The Pharmacokinetic/Pharmacodynamic (PK/PD) relationship of antimicrobial drugs (AMD) for surgical prophylaxis has been poorly studied, hampering evidence-based decision making around AMD dosing and timing. Our objective is to use PK/PD principles to inform (1) the timing of administration and (2) the interval for re-administration of AMD used peri-operatively in dogs.
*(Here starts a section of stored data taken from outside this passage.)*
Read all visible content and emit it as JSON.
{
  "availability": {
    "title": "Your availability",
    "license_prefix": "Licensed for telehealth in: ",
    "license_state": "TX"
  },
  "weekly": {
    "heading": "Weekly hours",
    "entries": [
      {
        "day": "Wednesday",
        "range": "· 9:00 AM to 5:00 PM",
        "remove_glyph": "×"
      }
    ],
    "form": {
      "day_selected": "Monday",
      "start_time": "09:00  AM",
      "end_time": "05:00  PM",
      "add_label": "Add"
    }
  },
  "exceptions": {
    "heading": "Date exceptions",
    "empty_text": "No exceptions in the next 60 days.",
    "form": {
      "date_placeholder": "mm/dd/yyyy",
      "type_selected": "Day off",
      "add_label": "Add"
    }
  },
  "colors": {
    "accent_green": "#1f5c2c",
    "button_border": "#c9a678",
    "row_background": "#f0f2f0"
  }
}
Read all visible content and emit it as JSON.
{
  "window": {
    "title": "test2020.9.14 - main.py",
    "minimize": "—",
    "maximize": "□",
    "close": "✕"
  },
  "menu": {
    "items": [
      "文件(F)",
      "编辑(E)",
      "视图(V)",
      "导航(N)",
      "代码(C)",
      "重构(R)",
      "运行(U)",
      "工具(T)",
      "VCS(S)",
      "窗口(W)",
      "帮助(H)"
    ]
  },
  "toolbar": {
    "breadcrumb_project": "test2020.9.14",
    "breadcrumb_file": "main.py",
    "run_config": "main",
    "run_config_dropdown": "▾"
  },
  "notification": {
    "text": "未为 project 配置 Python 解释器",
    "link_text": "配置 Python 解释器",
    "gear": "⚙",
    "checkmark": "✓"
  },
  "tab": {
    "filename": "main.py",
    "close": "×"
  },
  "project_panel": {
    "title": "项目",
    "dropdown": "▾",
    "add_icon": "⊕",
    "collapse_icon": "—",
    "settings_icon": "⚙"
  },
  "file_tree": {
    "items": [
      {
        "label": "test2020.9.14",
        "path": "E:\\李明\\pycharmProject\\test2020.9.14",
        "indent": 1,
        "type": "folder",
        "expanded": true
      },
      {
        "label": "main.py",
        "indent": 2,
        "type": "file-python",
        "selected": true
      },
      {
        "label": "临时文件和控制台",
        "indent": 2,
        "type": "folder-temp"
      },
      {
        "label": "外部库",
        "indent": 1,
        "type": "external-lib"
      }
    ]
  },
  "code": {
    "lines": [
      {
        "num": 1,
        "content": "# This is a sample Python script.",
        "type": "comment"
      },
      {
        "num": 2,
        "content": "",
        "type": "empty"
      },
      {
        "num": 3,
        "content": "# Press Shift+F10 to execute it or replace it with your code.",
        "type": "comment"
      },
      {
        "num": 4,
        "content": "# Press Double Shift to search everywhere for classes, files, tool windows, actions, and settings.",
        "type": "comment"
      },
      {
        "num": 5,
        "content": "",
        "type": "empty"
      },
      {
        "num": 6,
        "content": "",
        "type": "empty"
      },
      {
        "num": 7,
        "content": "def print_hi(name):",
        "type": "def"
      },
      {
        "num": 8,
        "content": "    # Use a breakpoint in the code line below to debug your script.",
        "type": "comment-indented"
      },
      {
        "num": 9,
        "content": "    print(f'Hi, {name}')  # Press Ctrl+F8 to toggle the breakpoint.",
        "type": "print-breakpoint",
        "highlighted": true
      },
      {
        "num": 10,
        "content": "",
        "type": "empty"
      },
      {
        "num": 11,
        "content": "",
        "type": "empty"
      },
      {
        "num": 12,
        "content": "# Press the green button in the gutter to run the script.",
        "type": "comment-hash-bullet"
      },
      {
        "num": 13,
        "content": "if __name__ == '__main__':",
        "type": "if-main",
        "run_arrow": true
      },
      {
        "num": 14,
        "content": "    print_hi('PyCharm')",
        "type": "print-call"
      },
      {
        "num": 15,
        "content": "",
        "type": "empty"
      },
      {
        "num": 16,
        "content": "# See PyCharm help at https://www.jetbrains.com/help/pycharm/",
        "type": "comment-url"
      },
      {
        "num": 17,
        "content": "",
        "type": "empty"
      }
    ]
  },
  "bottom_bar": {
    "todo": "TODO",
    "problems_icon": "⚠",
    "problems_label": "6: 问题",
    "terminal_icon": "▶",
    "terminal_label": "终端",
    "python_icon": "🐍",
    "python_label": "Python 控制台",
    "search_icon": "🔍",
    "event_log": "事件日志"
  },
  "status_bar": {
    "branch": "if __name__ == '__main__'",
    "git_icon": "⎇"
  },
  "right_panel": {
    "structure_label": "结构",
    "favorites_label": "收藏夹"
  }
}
Raw plasma concentrations of cefazolin, cefuroxime, cefalexin, amoxicillin and ampicillin were retrieved from original intravenous studies performed in dogs. E. coli and methicillin-susceptible staphylococci were identified as possible intraoperative contaminants and their epidemiological cut-offs (ECOFF) were retrieved from the EUCAST database. Individual PK data were refitted with non-linear mixed effect models (Phoenix®). We performed Monte Carlo simulation to compute i) the 95th percentile of time of peak concentration in the peripheral compartment (informing timing between administration and first incision) and ii) the duration for which at least 90% of dogs maintain a free plasma concentration above ECOFF (informing timing of re-administration 1.5-4 h). Cefazolin (22-25 mg/kg), cefuroxime (20 mg/kg), cefalexin (15 mg/kg) and amoxicillin (16.7 mg/kg) reached peak peripheral concentrations within 30 min, but ampicillin (20 mg/kg) required 82 min, respectively. For methicillin-susceptible staphylococci, cefazolin and cefuroxime require re-administration every 2 h, whereas cefalexin and both amoxicillin and ampicillin can be readministered every 3 and 4 h, respectively. For E. coli, only cefazolin provided adequate perioperative coverage with 2-hourly administration, where cefuroxime and cefalexin failed uniformly. Alternatively, ampicillin and amoxicillin (critically ill dogs) may cover E. coli contaminations, but only if readministered every 1.5 h. These PK-derived conclusions provide a rationale for perioperative AMD administration timing.